What do you love about the city? What don’t you like?

I really love it. I love the people and the vibe and the energy out here, it’s inspirational to be able to run into or be amongst some of my biggest influences. I really enjoy going off on my own for a few days on my own and exploring the city, watching and listening. If you’re open to the city, it has a lot to offer— and the people have a lot to offer. The vibe is what you make it. If you spread the positive energy it comes back. Even the Uber drivers have interesting things to say. I was actually just speaking to a woman yesterday who was my driver, an older woman, and she was telling me about how she was super involved in theatre and acting back in the day—and she sees all of these acting and vocal coaches here, and she was a back-up singer for all of these amazing soul singers that were on Motown. Stuff like that has a way of sparking something new.

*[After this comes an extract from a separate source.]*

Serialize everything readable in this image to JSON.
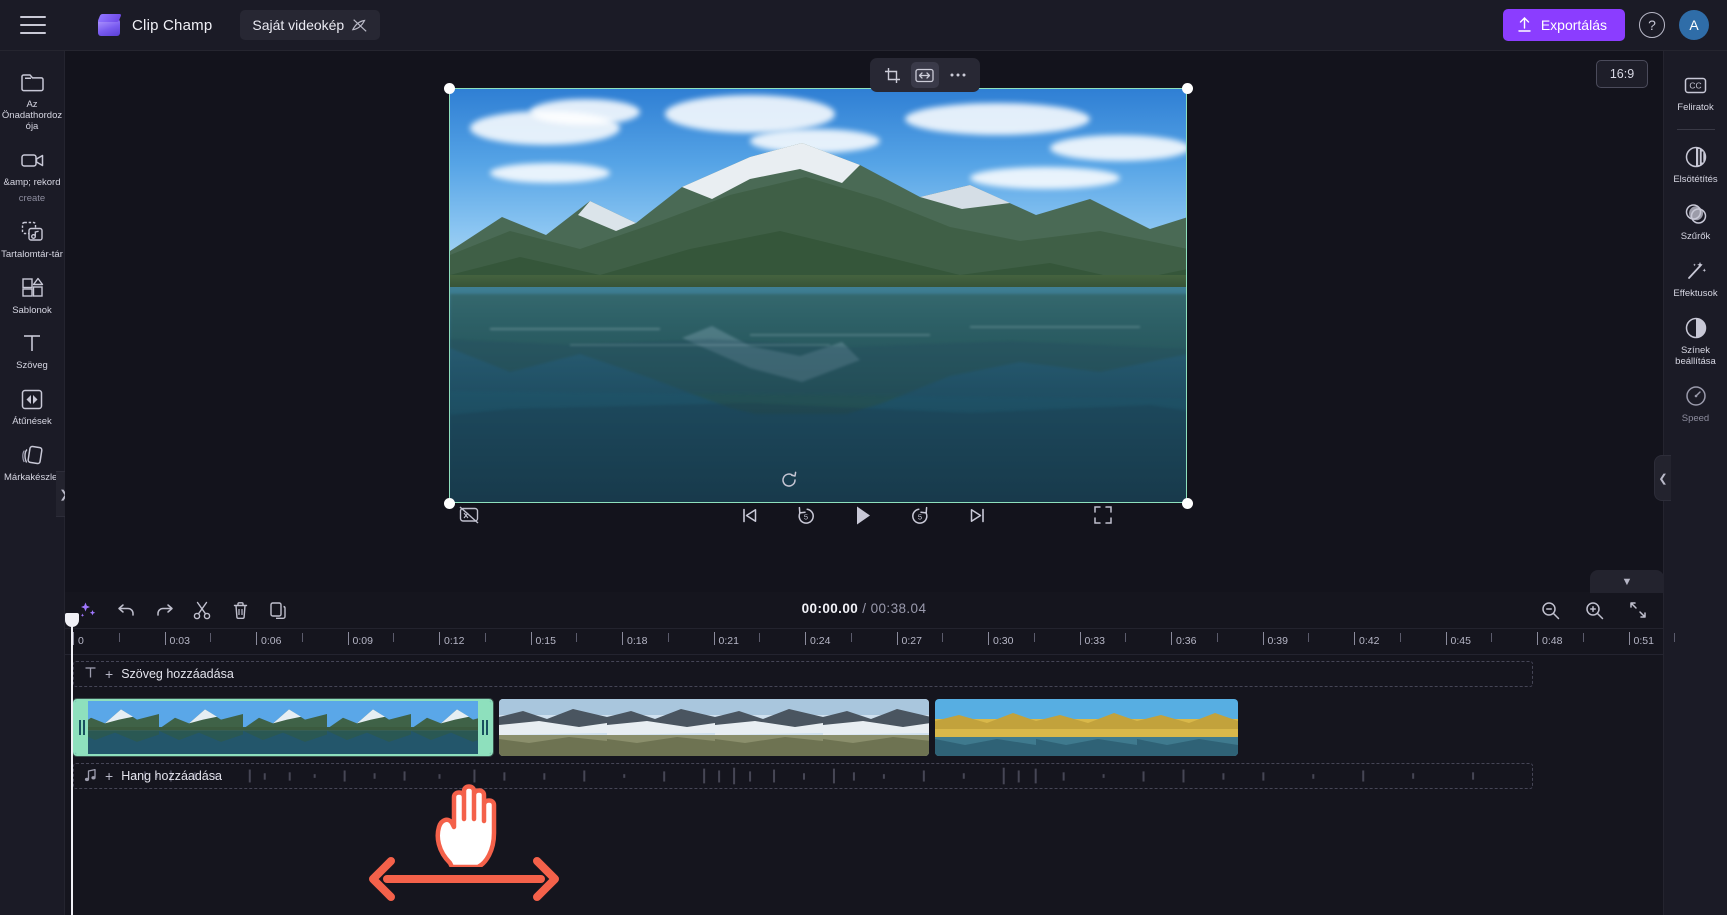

What initially got you into music?

I was born in Montreal and lived there for about six years—then my Dad got a job in London, Ontario which is a super small town. That really is a huge reason for why I turned to creativity more—there wasn’t much going on there aside from sports and other small town stuff, it was very isolated. I turned to expressing myself through art, and that continued into music and visual art and photography. The Black Atlass project is a blending of all of those different things.

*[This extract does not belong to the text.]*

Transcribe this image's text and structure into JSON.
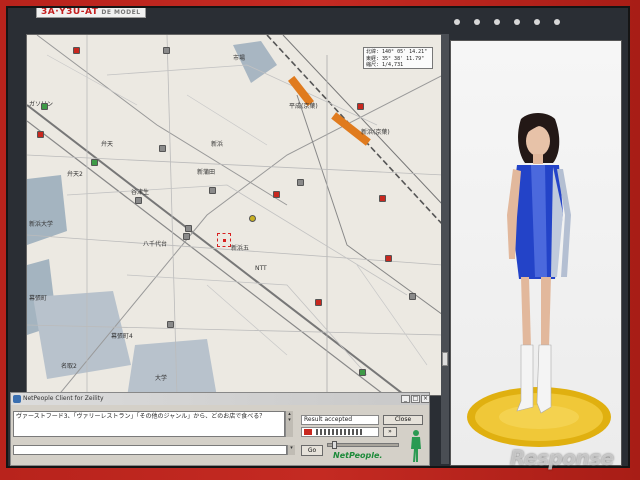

How do you experience going home to Canada now that life has taken you to someplace so different?

It makes me realize the path that I’m on is a separate world than the real world. It gives me perspective, it keeps me grounded and I like that. I like to go home and be secluded from it all and spend time with my family and the people I grew up with. Really just refocus and cut out the noise for a bit. 

When did you realize you could sing?

I’ve always been creating naturally without ever thinking about it—drawing. I thought I was going to be a photographer and graphic designer, that’s what I wanted to go to school for after high school but I was always doing music on the side for fun. I took a big interest in music production, and found a love in hip hop—people like Kanye who were blending all of their creative outlets into one. That’s where that started. There weren’t singing lessons or anything. It’s been a learning experience and I feel like even now I haven’t fully developed my voice or my sound. Haunted Paradise for me is the real foundation of where I want to build the rest of my career and the rest of my sound. 

The fashion industry came knocking on your door at the ripe old age of 19. How did Vuitton find you?

It was wild, I didn’t believe it was real at the time. They emailed, they had heard a demo of my song “Paris” which was one of the first things I put online at that point. I have no idea how they heard it, but that opened up a big door for me. And was certainly a direction I was interested in going—so to tie it into the music right away was pretty amazing. 

Of all the work you’ve done with the fashion industry, what’s been the best?

I think so far the shoot for Alexander Wang was by far the craziest thing—between that and the Dior show a few years ago. Those were some pretty major moments for me. But the shoot with Alexander Wang was another level. To be behind the scenes, to be able to witness Alexander work was super inspiring. It was a proud moment for me to look around and feel like I had made it to a certain point, to think, “I’m here.” That pushes me to keep working harder, to continue growing. 

Has there been lots of great fashion swag?

Dior set me up with a few suits at their Paris show room. I still wear those—every time I have to wear a suit, that’s my go-to. But right now, for every show I’ve been wearing Alexander Wang and then the t-shirt that I designed for the album. Keeping it really low key, but it’s something that I put on that makes me feel ready to play music.